“Une carte des menus par saison”
D’origine hollandaise, Raoul Reichrath célèbre, avec son épouse Flora, sommelière, la figue et bien d’autres fruits au restaurant du Grand Pré, à Roaix, dans le Vaucluse. Son art culinaire tient en deux mots : bio et simple.
Depuis quand vous êtes-vous intéressé à l’alimentation bio ?
Dans mon pays, il existe des chaînes de distribution bio depuis 20 ans. L’agriculture biologique m’a toujours intéressé pour ma propre santé et celle de la planète. Et puis, dans le cadre de ma profession, j’observe que les fruits bio ont moins d’eau, plus de goût et se gardent mieux que ceux en conventionnel.
Comment votre établissement vit-il au rythme de la nature ?
Le menu du Grand Pré change tous les mois et il existe une carte par saison. Il faut savoir et accepter des périodes de fruits parfois très courtes : les abricots Orange-Red éclosent et dépérissent en l’espace de 3 semaines ! De même pour certaines variétés de fraises, six semaines après la 1ère, on n’en trouve plus une seule !
Pourquoi les fruits attirent-ils votre attention ?
Manger des fruits, cela implique que l’on consomme moins de desserts fabriqués de toutes pièces. Or, notre alimentation “préfabriquée” est chargée en graisse et sucre, qui cause d’énormes dégâts sur la santé. Faites l’essai : dégustez un melon, un abricot ou une pêche savoureuse à souhait et aussitôt après, une sorte de pudding. Vous ressentirez un certain dégoût.
Quels sont vos conseils pour conserver les fruits ?
Les mettre au réfrigérateur, c’est l’erreur la plus grande. Le froid tue les parfums. Un fruit, il faut l’acheter et le consommer vite. Les fraises par exemple ne se conservent guère plus que deux-trois jours, de même que les melons. Parfois, je sèche moi-même certaines variétés de figues.

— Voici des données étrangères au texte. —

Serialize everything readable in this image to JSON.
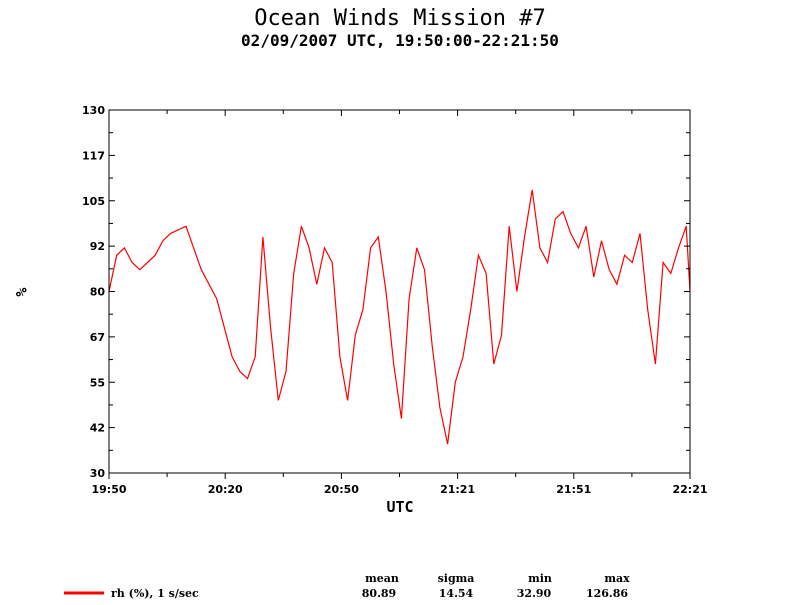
{
  "chart_data": {
    "type": "line",
    "title": "Ocean Winds Mission #7",
    "subtitle": "02/09/2007  UTC, 19:50:00-22:21:50",
    "xlabel": "UTC",
    "ylabel": "%",
    "xlim": [
      "19:50",
      "22:21"
    ],
    "ylim": [
      30,
      130
    ],
    "x_tick_labels": [
      "19:50",
      "20:20",
      "20:50",
      "21:21",
      "21:51",
      "22:21"
    ],
    "y_tick_labels": [
      "30",
      "42",
      "55",
      "67",
      "80",
      "92",
      "105",
      "117",
      "130"
    ],
    "grid": false,
    "series": [
      {
        "name": "rh (%), 1 s/sec",
        "color": "#ff0000",
        "stats": {
          "mean": "80.89",
          "sigma": "14.54",
          "min": "32.90",
          "max": "126.86"
        },
        "x": [
          "19:50",
          "19:52",
          "19:54",
          "19:56",
          "19:58",
          "20:00",
          "20:02",
          "20:04",
          "20:06",
          "20:08",
          "20:10",
          "20:12",
          "20:14",
          "20:16",
          "20:18",
          "20:20",
          "20:22",
          "20:24",
          "20:26",
          "20:28",
          "20:30",
          "20:32",
          "20:34",
          "20:36",
          "20:38",
          "20:40",
          "20:42",
          "20:44",
          "20:46",
          "20:48",
          "20:50",
          "20:52",
          "20:54",
          "20:56",
          "20:58",
          "21:00",
          "21:02",
          "21:04",
          "21:06",
          "21:08",
          "21:10",
          "21:12",
          "21:14",
          "21:16",
          "21:18",
          "21:20",
          "21:22",
          "21:24",
          "21:26",
          "21:28",
          "21:30",
          "21:32",
          "21:34",
          "21:36",
          "21:38",
          "21:40",
          "21:42",
          "21:44",
          "21:46",
          "21:48",
          "21:50",
          "21:52",
          "21:54",
          "21:56",
          "21:58",
          "22:00",
          "22:02",
          "22:04",
          "22:06",
          "22:08",
          "22:10",
          "22:12",
          "22:14",
          "22:16",
          "22:18",
          "22:20",
          "22:21"
        ],
        "y": [
          80,
          90,
          92,
          88,
          86,
          88,
          90,
          94,
          96,
          97,
          98,
          92,
          86,
          82,
          78,
          70,
          62,
          58,
          56,
          62,
          95,
          70,
          50,
          58,
          85,
          98,
          92,
          82,
          92,
          88,
          62,
          50,
          68,
          75,
          92,
          95,
          80,
          60,
          45,
          78,
          92,
          86,
          65,
          48,
          38,
          55,
          62,
          75,
          90,
          85,
          60,
          68,
          98,
          80,
          95,
          108,
          92,
          88,
          100,
          102,
          96,
          92,
          98,
          84,
          94,
          86,
          82,
          90,
          88,
          96,
          75,
          60,
          88,
          85,
          92,
          98,
          80
        ]
      }
    ]
  }
}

J’ai une prédilection pour les figues car j’ai la chance d’avoir, tout près, à Vaison-la-Romaine, un producteur unique de figues : il en cultive plus de 300 variétés suivant les principes de l’arboriculture bio ! En saison, le menu “Tout figue” comprend, par exemple, un carpaccio aigre-doux de figues aux crevettes. Coupées en fines lamelles, ces dernières marinent avec des tomates et de l’huile d’olive. J’apprécie de cuisiner les pêches dont j’obtiens une gelée, d’une très jolie couleur. Pour ce faire, je les poche tout en gardant la peau. J’ai un petit truc aussi avec les abricots ; pour réaliser une compote ou un sorbet, j’éclate le noyau afin d’intégrer l’amande, ce qui procure un léger goût amer à l’ensemble.

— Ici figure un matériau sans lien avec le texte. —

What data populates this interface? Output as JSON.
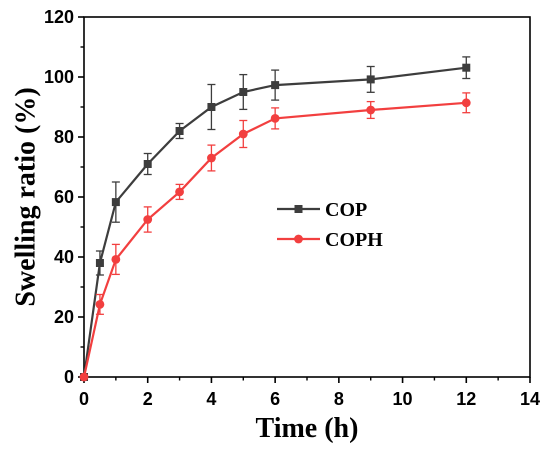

J’aime aussi beaucoup certains fruits anciens de Provence, comme les azéroles que je compote avant de les servir agrémentés de vinaigre balsamique blanc et d’une glace de vanille. Le sorbet de nèfle, je l’intègre dans un vacherin qui comprend aussi une partie sorbet de fraise. J’ai également découvert le jujube dont la forme rappelle celle d’une grande figue jaune-marron : elle se croque comme une pomme. J’utilise aussi des grenades et des kakis mais sans les modifier. Transformer, cela ne veut pas toujours dire améliorer. Prenez cette purée crue aux tons rouge, noir et crème : des fraises coupées à la minute, trois gouttes de crème de cassis, du poivre noir du moulin et une bonne glace à la vanille et rien de plus ! En règle générale, j’évite d’ajouter trop d’ingrédients, conservant une démarche culinaire assez simple. Je préfère consacrer plus de temps à dénicher des produits de qualité.